L’Accord de commerce et de coopération entre l'Union européenne et le Royaume-Uni a finalement été trouvé le 24 décembre dernier. Un accord principalement économique mais fondamental pour éviter un Brexit dur sans réglementation. Pauline Schnapper, vous êtes professeure de civilisation britannique contemporaine à la Sorbonne Nouvelle de Paris, quels sont les points fondamentaux de ce deal?
C’est un accord qui acte la sortie du Royaume Uni non seulement de l’UE, mais surtout du marché unique et de l’Union Douanière qui représente l’UE. L’accord concerne essentiellement la circulation des marchandises, qui n’auront pas de tarif douanier et sans quotas.
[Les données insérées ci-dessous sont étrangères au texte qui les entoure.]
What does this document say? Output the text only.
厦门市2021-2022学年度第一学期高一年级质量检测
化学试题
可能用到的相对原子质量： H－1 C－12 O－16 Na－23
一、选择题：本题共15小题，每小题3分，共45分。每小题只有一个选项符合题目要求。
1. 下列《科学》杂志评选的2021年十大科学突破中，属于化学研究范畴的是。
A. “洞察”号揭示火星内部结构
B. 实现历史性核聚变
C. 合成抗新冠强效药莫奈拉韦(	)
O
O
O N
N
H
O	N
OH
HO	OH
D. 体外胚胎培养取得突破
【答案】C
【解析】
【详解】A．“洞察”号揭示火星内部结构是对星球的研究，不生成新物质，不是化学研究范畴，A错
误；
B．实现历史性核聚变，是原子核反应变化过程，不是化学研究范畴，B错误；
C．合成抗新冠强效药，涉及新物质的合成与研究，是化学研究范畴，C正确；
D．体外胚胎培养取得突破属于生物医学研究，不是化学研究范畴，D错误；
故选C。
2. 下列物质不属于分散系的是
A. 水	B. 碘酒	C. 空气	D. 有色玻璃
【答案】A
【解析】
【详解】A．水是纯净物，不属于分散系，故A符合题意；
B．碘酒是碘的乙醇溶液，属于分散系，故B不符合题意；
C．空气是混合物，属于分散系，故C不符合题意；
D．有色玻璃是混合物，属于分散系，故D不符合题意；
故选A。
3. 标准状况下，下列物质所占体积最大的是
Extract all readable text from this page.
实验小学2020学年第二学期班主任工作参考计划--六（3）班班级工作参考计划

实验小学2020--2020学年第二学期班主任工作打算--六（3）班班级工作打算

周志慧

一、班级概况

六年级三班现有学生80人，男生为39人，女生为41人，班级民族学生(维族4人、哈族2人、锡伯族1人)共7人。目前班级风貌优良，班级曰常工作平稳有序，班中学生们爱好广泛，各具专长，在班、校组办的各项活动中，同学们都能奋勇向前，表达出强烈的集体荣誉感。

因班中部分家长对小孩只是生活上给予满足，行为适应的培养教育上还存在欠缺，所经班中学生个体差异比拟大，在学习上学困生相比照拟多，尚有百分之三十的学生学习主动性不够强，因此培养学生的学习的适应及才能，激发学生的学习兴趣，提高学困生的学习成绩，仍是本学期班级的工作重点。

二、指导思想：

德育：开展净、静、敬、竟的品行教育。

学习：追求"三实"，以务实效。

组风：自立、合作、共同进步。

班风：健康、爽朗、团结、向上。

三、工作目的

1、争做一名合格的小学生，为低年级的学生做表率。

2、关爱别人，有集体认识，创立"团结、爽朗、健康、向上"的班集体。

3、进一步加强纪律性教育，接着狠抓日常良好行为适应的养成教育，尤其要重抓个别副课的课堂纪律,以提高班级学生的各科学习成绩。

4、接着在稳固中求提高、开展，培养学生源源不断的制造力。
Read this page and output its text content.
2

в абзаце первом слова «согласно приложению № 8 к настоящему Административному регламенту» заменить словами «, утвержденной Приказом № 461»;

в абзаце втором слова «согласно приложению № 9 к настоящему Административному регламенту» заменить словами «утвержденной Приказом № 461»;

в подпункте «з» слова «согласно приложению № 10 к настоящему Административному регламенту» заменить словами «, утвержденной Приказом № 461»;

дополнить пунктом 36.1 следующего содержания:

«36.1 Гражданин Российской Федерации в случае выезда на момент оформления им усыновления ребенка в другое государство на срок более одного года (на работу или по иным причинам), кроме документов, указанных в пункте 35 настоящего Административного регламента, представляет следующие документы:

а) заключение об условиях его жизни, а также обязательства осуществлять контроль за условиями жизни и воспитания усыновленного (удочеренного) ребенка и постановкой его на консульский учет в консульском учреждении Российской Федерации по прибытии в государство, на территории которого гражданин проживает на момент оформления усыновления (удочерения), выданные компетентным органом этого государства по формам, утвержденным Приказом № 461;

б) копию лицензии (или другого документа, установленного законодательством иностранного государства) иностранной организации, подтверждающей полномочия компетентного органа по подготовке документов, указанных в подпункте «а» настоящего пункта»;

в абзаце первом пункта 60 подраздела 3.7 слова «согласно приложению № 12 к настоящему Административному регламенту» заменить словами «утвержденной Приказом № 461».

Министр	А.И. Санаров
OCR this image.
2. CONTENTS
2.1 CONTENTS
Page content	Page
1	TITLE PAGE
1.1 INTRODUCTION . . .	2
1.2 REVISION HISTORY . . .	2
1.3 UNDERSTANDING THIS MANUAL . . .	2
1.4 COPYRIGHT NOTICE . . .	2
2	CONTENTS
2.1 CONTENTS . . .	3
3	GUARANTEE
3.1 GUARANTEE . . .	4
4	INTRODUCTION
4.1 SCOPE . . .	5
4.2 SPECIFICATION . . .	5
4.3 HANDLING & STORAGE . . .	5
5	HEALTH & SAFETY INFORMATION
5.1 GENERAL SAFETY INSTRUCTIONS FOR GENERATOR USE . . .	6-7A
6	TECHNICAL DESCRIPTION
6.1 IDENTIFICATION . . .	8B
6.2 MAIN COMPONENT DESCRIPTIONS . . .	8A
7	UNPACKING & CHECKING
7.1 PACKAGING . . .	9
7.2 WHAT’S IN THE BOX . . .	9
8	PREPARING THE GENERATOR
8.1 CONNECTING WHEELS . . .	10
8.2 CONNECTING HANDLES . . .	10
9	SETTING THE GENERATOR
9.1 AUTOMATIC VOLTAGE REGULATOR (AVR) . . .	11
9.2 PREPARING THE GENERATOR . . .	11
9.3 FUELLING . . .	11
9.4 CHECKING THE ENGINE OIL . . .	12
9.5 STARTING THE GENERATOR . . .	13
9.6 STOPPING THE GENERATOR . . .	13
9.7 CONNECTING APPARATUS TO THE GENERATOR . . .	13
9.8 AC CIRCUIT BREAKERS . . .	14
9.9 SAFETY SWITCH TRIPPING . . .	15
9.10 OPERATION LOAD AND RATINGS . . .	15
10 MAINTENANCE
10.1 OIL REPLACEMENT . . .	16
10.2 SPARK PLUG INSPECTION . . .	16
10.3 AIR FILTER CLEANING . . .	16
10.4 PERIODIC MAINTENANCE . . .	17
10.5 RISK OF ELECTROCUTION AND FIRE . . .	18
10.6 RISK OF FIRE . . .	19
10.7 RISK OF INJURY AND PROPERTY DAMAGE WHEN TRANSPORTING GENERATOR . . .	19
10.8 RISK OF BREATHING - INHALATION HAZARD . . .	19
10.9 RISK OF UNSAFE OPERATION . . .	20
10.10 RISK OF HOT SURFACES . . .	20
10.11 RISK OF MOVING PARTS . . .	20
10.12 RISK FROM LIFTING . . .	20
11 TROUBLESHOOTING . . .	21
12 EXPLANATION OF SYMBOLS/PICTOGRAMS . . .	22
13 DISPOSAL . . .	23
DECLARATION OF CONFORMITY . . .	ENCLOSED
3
Donc, c’est un accord minimal, parce qu’il laisse de côté énormément de choses: l’UK doit suivre les réglementations européennes environnementales et sociales pour continuer à commercer avec l’UE, et puis cet accord ne concerne pas les services, qui représentent 80% de l'économie britannique; il ne concerne pas non plus tout ce qui relève de la politique étrangère, de la sécurité et la défense; et il ne permet la liberté de circulation, donc il faut d’un permis pour s’installer là.
Cet accord n’a fait qu'accroître les tensions entre Londres et Edimbourg, qui plaidait pour que l’Ecosse dispose des droit particulier qui lui permettraient de rester dans le marché unique, idée empêchée par Londres.
En fait, le Royaume Uni est composé de nations constitutives. Pouvez-vous nous décrire cette situation de départ ?
L'Ecosse, les Pays du galles et l’Irlande du Nord disposent d’un statut particulier au sein du Royaume Uni depuis 20 ans (1998). Ils ont des assemblées régionales, qui ont un certain pouvoir, mais toujours soumises au parlement de Westminster. En Ecosse il y a un mouvement indépendantiste au pouvoir depuis 2007.
Au Pays du Galles le parti indépendantiste est beaucoup plus faible, parce qu’il s’agit d’une région plus intégrée économiquement avec l’Angleterre. Donc, le vrai problème se pose en Ecosse, où le résultat du référendum de 2016 a été contre le Brexit.
L'Écosse avait déjà tenu un référendum pour l'indépendance en 2014, gagné par les Unionistes avec 55 % des préférences, mais le Brexit a enflammé les esprits et à ce propos, les élections de mai 2021 en Écosse seront cruciales. Si les indépendantistes gagnent, quelles seront les étapes institutionnelles pour arriver à un nouveau vote sur l'indépendance?
Le point crucial c’est qu’il faut avoir l'approbation du gouvernement central et Boris Johnson refuse maintenant. Il y a le risque d’une vraie crise institutionnelle comme en Catalogne. La grande différence c’est que les Ecossais ne veulent pas organiser de référendum illégal, comme en Espagne. Moi, je pense que si la pression est forte, le gouvernement de Londres finira par céder.
Ces nouvelles mesures vont rapprocher les deux Irlandes. Situation similaire entre l’Espagne et Gibraltar. Pourquoi?
La situation de l’Irlande du Nord est particulière pour des raisons liées à la question de la frontière entre le nord et le sud, qui devait rester ouverte. L’accord prévoit que la frontière soit poussée vers la mer d’Irlande. Donc, l'Irlande du Nord reste dans le marché unique.
Quant à Gibraltar la c’est encore une situation très particulière: il s’agit d’un rocher avec une population minime qui est contesté par l’Espagne et qui avait voté contre le Brexit. Un accord a été trouvé à la dernière minute entre les espagnols et les britanniques qui permet de tenir ouverte la frontière, utile surtout pour les espagnols.
Pensez-vous que d’autres pays dans le Continent comme l’Espagne, la Pologne ou l’Italie vont remplir le vide laissé par le Royaume Uni dans l’UE?
C’est difficile à dire. Pour l’instant, c’est surtout le couple franco-allemand qui a pris l’initiative sur le Programme de Relance lié à la crise sanitaire. On verra en tout cas s’il y aura quelques autres pays qui prendront la place du Royaume Uni, mais c’est trop tôt pour le dire.